为何一见到他,先前的那些理智就都不见了?
居室里一半黑暗一半明亮,萧檀喉结微滚,语气很轻,“我无所谓是做赘婿还是丈夫,我只想做能让你依靠的人。”
“芙儿。”他牵住她的手,不想再欺瞒她,却也无法全盘告知,只道,“我绝非是看重权势、攀龙附凤之人,做这一切只是想有朝一日能够护你周全。”
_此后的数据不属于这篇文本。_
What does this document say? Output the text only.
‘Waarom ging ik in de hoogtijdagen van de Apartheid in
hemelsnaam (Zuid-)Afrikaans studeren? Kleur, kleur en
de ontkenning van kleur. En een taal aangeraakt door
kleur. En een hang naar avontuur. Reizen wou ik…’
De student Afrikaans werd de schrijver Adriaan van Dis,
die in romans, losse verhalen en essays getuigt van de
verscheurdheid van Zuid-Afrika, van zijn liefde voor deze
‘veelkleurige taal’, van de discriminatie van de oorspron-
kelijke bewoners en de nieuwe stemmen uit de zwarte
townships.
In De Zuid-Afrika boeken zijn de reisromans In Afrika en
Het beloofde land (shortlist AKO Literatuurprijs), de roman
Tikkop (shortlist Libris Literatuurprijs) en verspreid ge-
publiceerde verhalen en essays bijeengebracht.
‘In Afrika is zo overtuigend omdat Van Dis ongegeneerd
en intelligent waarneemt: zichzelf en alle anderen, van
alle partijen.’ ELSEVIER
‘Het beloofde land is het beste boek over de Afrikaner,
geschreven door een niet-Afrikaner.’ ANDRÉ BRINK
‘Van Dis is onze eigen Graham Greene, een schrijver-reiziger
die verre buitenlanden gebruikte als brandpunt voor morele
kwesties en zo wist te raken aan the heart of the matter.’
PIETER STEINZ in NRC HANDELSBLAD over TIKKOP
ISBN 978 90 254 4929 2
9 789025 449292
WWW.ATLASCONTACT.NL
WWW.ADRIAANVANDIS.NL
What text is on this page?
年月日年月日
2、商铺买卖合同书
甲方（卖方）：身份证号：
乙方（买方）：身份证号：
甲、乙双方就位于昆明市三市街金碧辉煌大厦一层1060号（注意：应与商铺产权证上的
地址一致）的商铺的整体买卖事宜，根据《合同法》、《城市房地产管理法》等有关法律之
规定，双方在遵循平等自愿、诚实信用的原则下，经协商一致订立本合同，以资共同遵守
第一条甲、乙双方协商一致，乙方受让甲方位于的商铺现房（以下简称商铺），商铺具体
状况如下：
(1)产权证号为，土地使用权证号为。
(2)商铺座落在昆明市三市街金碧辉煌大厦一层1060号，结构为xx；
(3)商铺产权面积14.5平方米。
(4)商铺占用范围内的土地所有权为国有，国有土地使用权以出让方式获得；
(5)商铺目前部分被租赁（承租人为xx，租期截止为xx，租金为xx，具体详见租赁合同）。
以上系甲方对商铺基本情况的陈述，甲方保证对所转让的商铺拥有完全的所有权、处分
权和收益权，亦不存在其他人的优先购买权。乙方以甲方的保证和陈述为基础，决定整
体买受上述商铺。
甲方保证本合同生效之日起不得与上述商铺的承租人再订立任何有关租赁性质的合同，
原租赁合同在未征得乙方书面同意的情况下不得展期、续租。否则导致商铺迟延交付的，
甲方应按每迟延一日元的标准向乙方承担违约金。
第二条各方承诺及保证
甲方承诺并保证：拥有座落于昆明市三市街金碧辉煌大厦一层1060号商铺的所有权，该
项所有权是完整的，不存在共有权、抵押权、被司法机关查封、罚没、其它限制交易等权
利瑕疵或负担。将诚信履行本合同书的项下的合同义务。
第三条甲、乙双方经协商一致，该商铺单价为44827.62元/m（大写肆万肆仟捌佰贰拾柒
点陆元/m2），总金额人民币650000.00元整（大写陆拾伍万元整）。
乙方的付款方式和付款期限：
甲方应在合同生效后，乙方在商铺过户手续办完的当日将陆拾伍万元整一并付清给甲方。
他的心跳在她掌心处,炙热而坚定,“我知道这些日子让你担心了,让你误解了,以后绝不会了。”
玉芙低垂着眼眸,不知在想些什么。
“芙儿,让我抱抱你吧。”他苍白英俊的脸上带着温和的笑,“好不好?”
他身上还穿着她先前给他做的亵衣,那一年天青色的那件早就短了穿不了了,后来她做了新的给他,是墨绿色的,此刻衬得他本就白皙的皮肤更为苍白,侧脸上的那道伤痕蜿蜒狰狞,仿佛镌刻在玉芙心上最柔软的地方。
她没有拒绝。
她无法拒绝萧檀。
他的怀抱如记忆中那样温热,像是能让她放下所有烦闷,安心栖息的宽广山谷。
那墨绿色,幽幽的,绿得发黑,稠艳颓丽,看久了,像是能够吞噬她。
她睁着眼睛,看着他好看的喉结滚了滚,喟叹着抱住她,重重的嗅她颈间的气息。
他的吻细密落下来,她任他吻着,眼眸中闪过一丝犹疑的涟漪,那荒谬的猜测忽然跃入脑海。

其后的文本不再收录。